The reader’s other owner, Chicago developer Elzie Higginbottom, and Bob Reiter Jr., a member of Reader’s nonprofit board, told The Washington Post that they both received notice Tuesday that Goodman had approved the newspaper’s transfer. Goodman did not immediately respond to inquiries from The Post.

“It’s been so much anger and anxiety and frustration,” said Philip Montoro, a longtime Reader editor. “People have been really worried about their livelihoods and their health – and it has been lifted from them.”

Tuesday’s news ends a bitter, months-long dispute that began with Goodman’s column in November.

A fight over a vaccine column could kill one of the oldest all-week magazines

“We have been kept in the dark about the vaccine’s safety and effectiveness by our government and its partners in Big Pharma,” he wrote. “As a parent, I will demand more answers before I just take their word for it.”

But Goodman also cited several dubious sources who raised red flags for Reader employees. In response, publisher Tracy Baim hired an external fact-checker who marked more than a dozen of Goodman’s claims as misleading or false.
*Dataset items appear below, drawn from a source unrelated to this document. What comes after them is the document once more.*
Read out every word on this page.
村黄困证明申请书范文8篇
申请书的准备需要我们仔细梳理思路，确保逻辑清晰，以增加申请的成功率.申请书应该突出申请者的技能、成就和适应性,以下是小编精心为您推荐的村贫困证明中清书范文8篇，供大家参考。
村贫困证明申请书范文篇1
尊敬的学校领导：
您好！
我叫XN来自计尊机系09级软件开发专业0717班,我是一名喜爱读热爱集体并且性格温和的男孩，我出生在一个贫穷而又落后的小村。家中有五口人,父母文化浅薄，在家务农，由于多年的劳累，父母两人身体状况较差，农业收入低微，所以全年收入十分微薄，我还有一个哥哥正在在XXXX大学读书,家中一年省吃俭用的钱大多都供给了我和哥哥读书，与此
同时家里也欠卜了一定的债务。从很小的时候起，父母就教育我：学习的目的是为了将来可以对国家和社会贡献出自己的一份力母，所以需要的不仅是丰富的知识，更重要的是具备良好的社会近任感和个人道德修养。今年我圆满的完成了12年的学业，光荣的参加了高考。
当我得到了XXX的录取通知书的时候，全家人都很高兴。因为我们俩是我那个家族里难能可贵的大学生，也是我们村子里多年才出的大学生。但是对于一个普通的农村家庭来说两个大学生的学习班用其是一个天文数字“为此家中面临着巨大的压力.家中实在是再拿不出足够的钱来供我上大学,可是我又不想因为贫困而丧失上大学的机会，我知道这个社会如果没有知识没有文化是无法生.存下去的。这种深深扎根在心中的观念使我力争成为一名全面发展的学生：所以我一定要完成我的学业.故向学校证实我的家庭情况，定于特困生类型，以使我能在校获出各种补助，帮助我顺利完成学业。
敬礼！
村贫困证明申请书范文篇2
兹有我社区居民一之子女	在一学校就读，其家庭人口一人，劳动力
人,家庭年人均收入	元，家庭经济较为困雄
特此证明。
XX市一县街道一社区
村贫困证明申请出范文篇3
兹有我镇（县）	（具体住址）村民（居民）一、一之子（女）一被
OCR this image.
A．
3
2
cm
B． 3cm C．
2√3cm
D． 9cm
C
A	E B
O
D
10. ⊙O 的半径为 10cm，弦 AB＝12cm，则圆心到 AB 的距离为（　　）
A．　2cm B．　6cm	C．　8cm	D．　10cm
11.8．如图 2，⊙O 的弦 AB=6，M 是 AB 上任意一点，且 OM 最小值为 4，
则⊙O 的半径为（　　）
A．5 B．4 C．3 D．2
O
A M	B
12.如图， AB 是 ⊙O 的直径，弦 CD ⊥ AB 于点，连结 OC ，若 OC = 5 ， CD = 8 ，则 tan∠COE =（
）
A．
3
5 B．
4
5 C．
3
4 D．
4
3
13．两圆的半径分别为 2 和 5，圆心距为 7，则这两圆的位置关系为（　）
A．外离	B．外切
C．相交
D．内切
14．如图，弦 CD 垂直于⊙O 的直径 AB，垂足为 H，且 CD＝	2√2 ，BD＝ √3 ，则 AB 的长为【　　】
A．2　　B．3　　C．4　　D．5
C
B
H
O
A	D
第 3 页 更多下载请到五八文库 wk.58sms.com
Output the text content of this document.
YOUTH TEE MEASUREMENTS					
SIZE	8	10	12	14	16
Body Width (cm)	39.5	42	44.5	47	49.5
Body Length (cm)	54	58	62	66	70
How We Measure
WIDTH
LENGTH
Goodman resisted any change, Baim said, and in the end, his column remained untouched with no corrections or clarifications.

Still, Goodman’s allies in the newspaper’s board called it an attempt at censorship and raised concerns about freedom of speech and governance at the newspaper. They insisted on changes at Reader related to censorship that delayed the weekly magazine’s transition to a nonprofit organization. The dispute culminated last week with Reader employees and supporters starting a protest rally in front of Goodman’s home.

Goodman, a prominent Chicago lawyer, and Higginbottom bought Reader in 2018 from the Chicago Sun-Times for a nominal $ 1 with the goal of saving the newspaper from closure. Higginbottom sided with the staff in their fight against Goodman. A statement from his office on Tuesday said Higginbottom “greatly appreciates everything Len Goodman has done to save The Reader over the last many years and looks forward to what the nonprofit will deliver.”

Three board members in line with Goodman also said they would resign, according to the Chicago Tribune.

The nonprofit arm of Reader could resume fundraising efforts and the search for grants, Baim said. She said she expected the reader’s transition to a nonprofit to be completed within the next week.

Readers, meanwhile, spent the day preparing for the next print edition – halting plans to hold another protest in front of Goodman’s home.

“We are not going to be burned here,” Montoro said, sounding almost disbelieving. “It’s really over. We really won.”